Seeing this photo we may feel a little confused! This Photograph of the Week captures both the Northern and Southern Hemispheres at the same time — the entire night sky in a single image — something that would be impossible to observe in real life.

To create this image, photographers Petr Horálek and Juan Carlos Casado took two photographs in observatories located in the same latitudes but in different hemispheres. The top half of the image was taken at the Instituto de Astrophysics de Canarias’ Roque de los Muchachos Observatory, in La Palma in the Canary Islands, 29º north of the equator, while the bottom half was taken at ESO’s La Silla Observatory in the Chilean desert from Atacama, 29º south of the equator. When digitally combined, the two images create a continuous sweeping view of the night sky.

One of the most notable structures in the image is the whitish glowing streak that runs vertically from the center, up and down. It is the zodiacal light, a phenomenon caused by the dust that permeates our Solar System by scattering sunlight, which is only visible in regions with extremely dark skies, free from light pollution.
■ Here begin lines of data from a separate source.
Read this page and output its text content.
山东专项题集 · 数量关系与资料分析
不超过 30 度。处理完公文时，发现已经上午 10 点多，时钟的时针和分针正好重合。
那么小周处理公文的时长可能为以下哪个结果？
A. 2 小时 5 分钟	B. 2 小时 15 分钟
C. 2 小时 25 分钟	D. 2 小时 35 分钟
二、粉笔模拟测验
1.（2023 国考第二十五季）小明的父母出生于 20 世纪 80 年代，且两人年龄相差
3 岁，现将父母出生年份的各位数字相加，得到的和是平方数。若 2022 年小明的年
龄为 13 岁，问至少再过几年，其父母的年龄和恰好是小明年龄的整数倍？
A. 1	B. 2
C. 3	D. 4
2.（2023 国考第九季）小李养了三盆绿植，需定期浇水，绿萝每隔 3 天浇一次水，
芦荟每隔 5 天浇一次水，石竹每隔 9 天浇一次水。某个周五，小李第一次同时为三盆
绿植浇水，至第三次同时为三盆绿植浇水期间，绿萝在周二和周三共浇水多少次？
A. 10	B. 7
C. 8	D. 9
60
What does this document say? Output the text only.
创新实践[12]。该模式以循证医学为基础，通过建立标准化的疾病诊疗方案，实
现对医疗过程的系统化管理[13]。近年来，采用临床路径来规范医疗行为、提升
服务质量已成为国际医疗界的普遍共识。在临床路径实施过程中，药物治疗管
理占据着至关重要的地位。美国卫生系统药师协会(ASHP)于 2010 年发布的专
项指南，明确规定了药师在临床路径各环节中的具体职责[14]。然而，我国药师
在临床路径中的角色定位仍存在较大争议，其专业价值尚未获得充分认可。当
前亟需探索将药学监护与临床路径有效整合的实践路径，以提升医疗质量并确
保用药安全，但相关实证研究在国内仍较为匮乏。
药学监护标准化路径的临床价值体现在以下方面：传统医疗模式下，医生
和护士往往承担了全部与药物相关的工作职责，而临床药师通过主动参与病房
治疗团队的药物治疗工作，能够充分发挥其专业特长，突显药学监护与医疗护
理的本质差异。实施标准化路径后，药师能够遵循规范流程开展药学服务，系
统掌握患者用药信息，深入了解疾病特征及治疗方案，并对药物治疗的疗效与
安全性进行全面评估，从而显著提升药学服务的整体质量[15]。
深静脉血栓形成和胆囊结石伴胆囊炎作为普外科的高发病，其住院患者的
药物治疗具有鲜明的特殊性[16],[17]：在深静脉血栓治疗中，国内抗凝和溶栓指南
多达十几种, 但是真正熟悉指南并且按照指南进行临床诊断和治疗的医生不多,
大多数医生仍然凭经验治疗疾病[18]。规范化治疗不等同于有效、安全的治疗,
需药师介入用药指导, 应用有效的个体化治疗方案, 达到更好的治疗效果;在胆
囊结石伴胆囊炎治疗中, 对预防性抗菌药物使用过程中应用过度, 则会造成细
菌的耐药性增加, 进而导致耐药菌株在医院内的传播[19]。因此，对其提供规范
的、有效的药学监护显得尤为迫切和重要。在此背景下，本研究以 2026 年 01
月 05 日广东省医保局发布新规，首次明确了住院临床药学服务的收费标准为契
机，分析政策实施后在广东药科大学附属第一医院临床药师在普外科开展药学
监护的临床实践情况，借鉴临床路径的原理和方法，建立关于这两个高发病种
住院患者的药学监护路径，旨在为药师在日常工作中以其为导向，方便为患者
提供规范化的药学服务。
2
We can still see the planet Venus shining brightly in the zodiacal light beam of the Northern Hemisphere.

In the lower image we can see several La Silla telescopes, with ESO’s 1-meter Schmidt telescope in the foreground. The reflecting mirror that appears upside down in the upper image is part of the Cherenkov Telescope Array (CTA), a group of gamma-ray telescopes that observe some of the most energetic phenomena in the Universe. A second group of these telescopes will be installed in the Southern Hemisphere, close to ESO’s Paranal Observatory, through an agreement between the CTA Observatory and ESO.